L'attrait principal du village est le portail manuélin de son église (XVI). Il est célèbre de part ses colonnes torses qui se prolongent en une cordelière d'ornementation nouée.Le portail XVIème de l'église de Monchique

samedi 26 janvier 2008

Comme annoncé à Sylvie, voici un autre cliché de Ferragudo, ce petit village typique d'Algarve (sous entendu: pas encore bétonné et résistant à l'envahisseur Landa et de son fric). Blandine va aussi être contente que je parle de son village.

Le village depuis le pont accédant au village tout blanc de Ferragudo. En aout, tout au sud du Portugal, je crois que l'on peut dire que le temps de ma photo est plus que normal; de quoi soulager ceux qui sont dans la froideur de cet hiver 2007-2008 et de se dire (tout comme moi) qu'il reste encore 7 mois à attendre avant de repartir...

2 choses sont visibles sur ma photo: l'église et Portimão.

Certaines personnes disent que de temps en temps, elles doivent voir le clocher de leur église. C'est une sorte d'image pour dire que quand on est loin de personnes que l'on aime ou de sa région natale, c'est presque un besoin vital de retourner voir ses sources, ses racines, au moins une fois l'an. Blandine et Sylvie, peu visible mais facilement reconnaissable, le clocher de l'église de vôtre village.

Sur la ligne d'horizon, à la toute droite, on remarque au loin un batiment. C'est une larme de ce qu'il y a comme batiments bétonnés défigurant la ville de Portimão, de l'autre coté du fleuve. On est bien mieux de ce coté-ci du fleuve. Un peu comme un St Tropez humain aux cotés d'un Marseille tentaculaire.

lundi 14 janvier 2008

Le retour de Manu-la-science.

En bordure de la N1 reliant Porto à Lisbonne, se trouve un édifice religieux marquant l'apogée du gothique dans toute la péninsule Ibérique, le monastère de Batalha. Monastère que tout Portugais connait.

L'Histoire: le 14 aout aout 1385 a lieu une bataille entre Portugais et Espagnols, entre deux prétendants au trône du Portugal: Jean 1er de Castille (gendre du roi défunt) et le fils naturel de Pierre 1er, Jean de la dynastie des Avis. Si Jean 1er gagne la bataille, le Portugal passe sous domination Espagnole.

Ca va, Manu-la-science a bien expliqué les faits?

Jean de la dynastie des Avis gagne la bataille et sera roi du pays de 1385 à 1433. Cette bataille assurera l'indépendance du pays pendant 2 siècles. Jean avait promis l'édification d'une superbe église à la Vierge s'il gagnait contre les Espagnols.
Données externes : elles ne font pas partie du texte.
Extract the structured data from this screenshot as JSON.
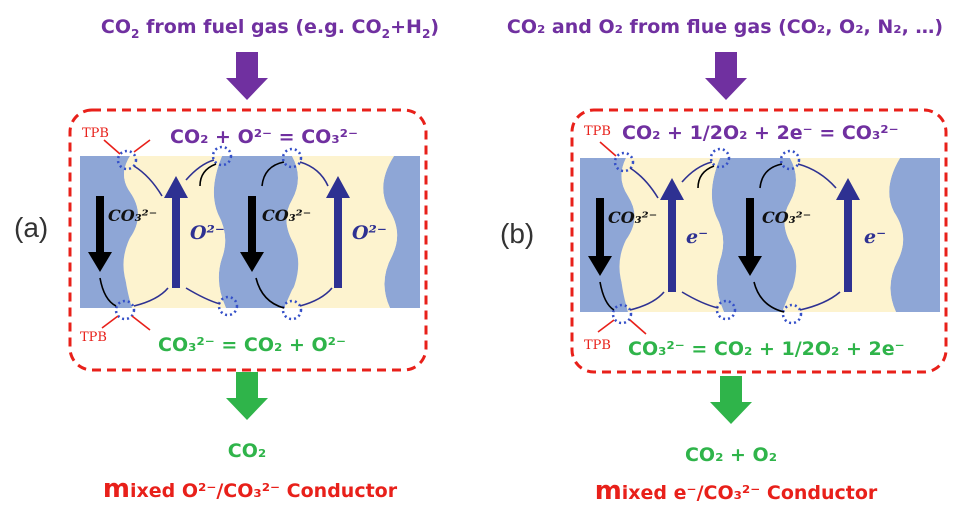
{
  "colors": {
    "purple": "#7030a0",
    "green": "#2fb44a",
    "red": "#e8201a",
    "blue": "#8ea6d6",
    "cream": "#fdf3cf",
    "navy": "#2e3192",
    "pore": "#3550c8"
  },
  "panels": [
    {
      "label": "(a)",
      "input_main": "CO",
      "input_sub1": "2",
      "input_rest": " from fuel gas (e.g. CO",
      "input_sub2": "2",
      "input_rest2": "+H",
      "input_sub3": "2",
      "input_close": ")",
      "top_reaction": "CO₂ + O²⁻ = CO₃²⁻",
      "bottom_reaction": "CO₃²⁻ = CO₂ + O²⁻",
      "tpb_top": "TPB",
      "tpb_bottom": "TPB",
      "carrier_left": "CO₃²⁻",
      "carrier_mid": "O²⁻",
      "carrier_right_a": "CO₃²⁻",
      "carrier_right_b": "O²⁻",
      "output": "CO₂",
      "conductor_prefix": "m",
      "conductor_text": "ixed O²⁻/CO₃²⁻ Conductor"
    },
    {
      "label": "(b)",
      "input_text": "CO₂ and O₂ from flue gas (CO₂, O₂, N₂, …)",
      "top_reaction": "CO₂ + 1/2O₂ + 2e⁻ = CO₃²⁻",
      "bottom_reaction": "CO₃²⁻ = CO₂ + 1/2O₂ + 2e⁻",
      "tpb_top": "TPB",
      "tpb_bottom": "TPB",
      "carrier_left": "CO₃²⁻",
      "carrier_mid": "e⁻",
      "carrier_right_a": "CO₃²⁻",
      "carrier_right_b": "e⁻",
      "output": "CO₂ + O₂",
      "conductor_prefix": "m",
      "conductor_text": "ixed e⁻/CO₃²⁻ Conductor"
    }
  ]
}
Le monastère de Batalha (bataille en Portugais) sera entrepris dès 1388.

Les deux photos ci-bas sont d'une partie de l'édifice que j'ai toujours trouvé incroyable. Cela se trouve derrière le choeur de l'église et cet endroit se nomme Capelas imperfeitas (Chapelles inachevées). Commencées en 1434 par le roi Duarte (1433-1438), l'un des fils de Jean, ces chapelles devaient être les tombeaux de tous les rois du Portugal.

Sauf que tout s'est arrêté sous le règne de Jean III (1521-1557), l'un des fils du roi Manuel 1er. Il nous reste le début des voutes et surtout cette splendide porte monumentale de 15mètres de haut, typiquement art Manuélin tout en guipure de pierre, par laquelle on pénètre dans ces chapelles.
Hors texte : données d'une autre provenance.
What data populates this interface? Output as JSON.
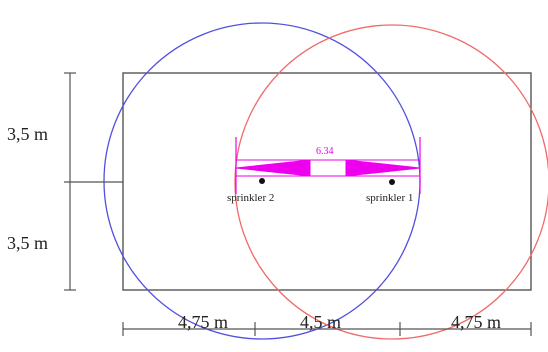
{
  "dimensions": {
    "left_upper_height": "3,5 m",
    "left_lower_height": "3,5 m",
    "bottom_left_width": "4,75 m",
    "bottom_middle_width": "4,5 m",
    "bottom_right_width": "4,75 m",
    "sprinkler_distance": "6.34"
  },
  "sprinklers": {
    "left_label": "sprinkler 2",
    "right_label": "sprinkler 1"
  },
  "colors": {
    "room_outline": "#555555",
    "sprinkler_2_coverage": "#5050e0",
    "sprinkler_1_coverage": "#f06a6a",
    "distance_marker": "#ee00ee",
    "dimension_lines": "#555555",
    "text": "#222222"
  }
}
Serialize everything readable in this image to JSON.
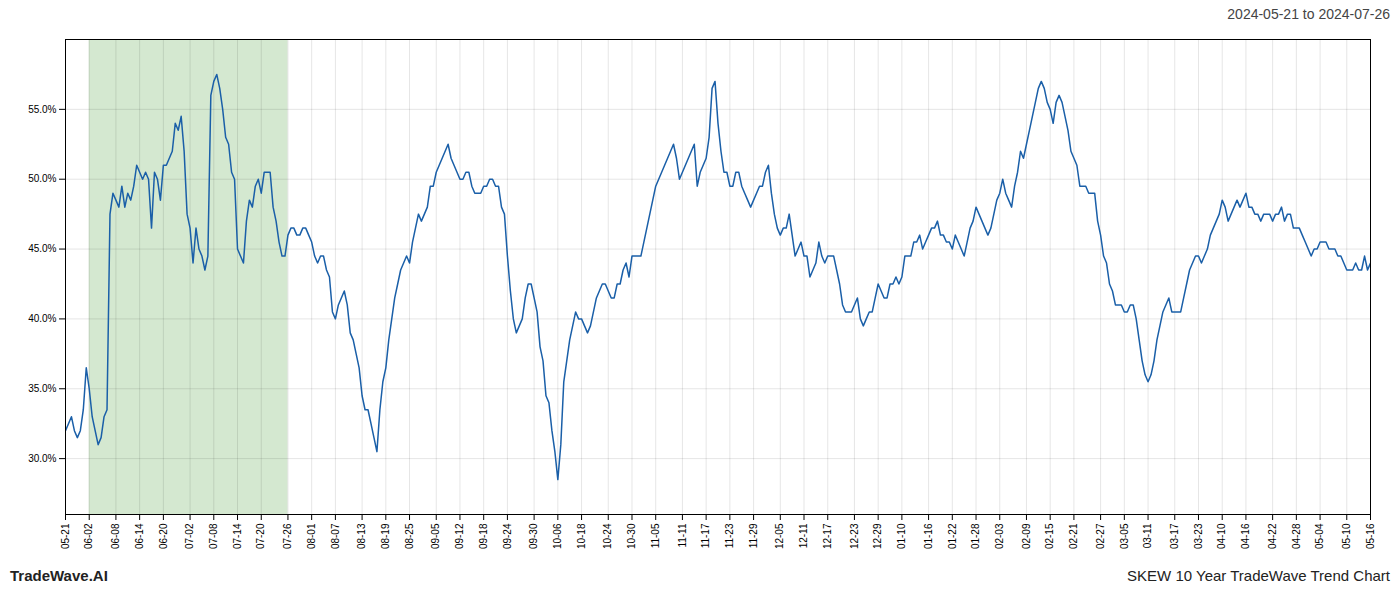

Quiconque ne connait pas le Portugal se doit de faire un arrêt obligé au monastère de Batalha; ces chapelles inachevées ne sont pas son seul trésor: on y trouve aussi un cloitre Royal (l'un des plus beaux au monde avec celui des Jéronimos) et dans ce qui était la salle du Chapitre, le tombeau du soldat inconnu depuis 1921.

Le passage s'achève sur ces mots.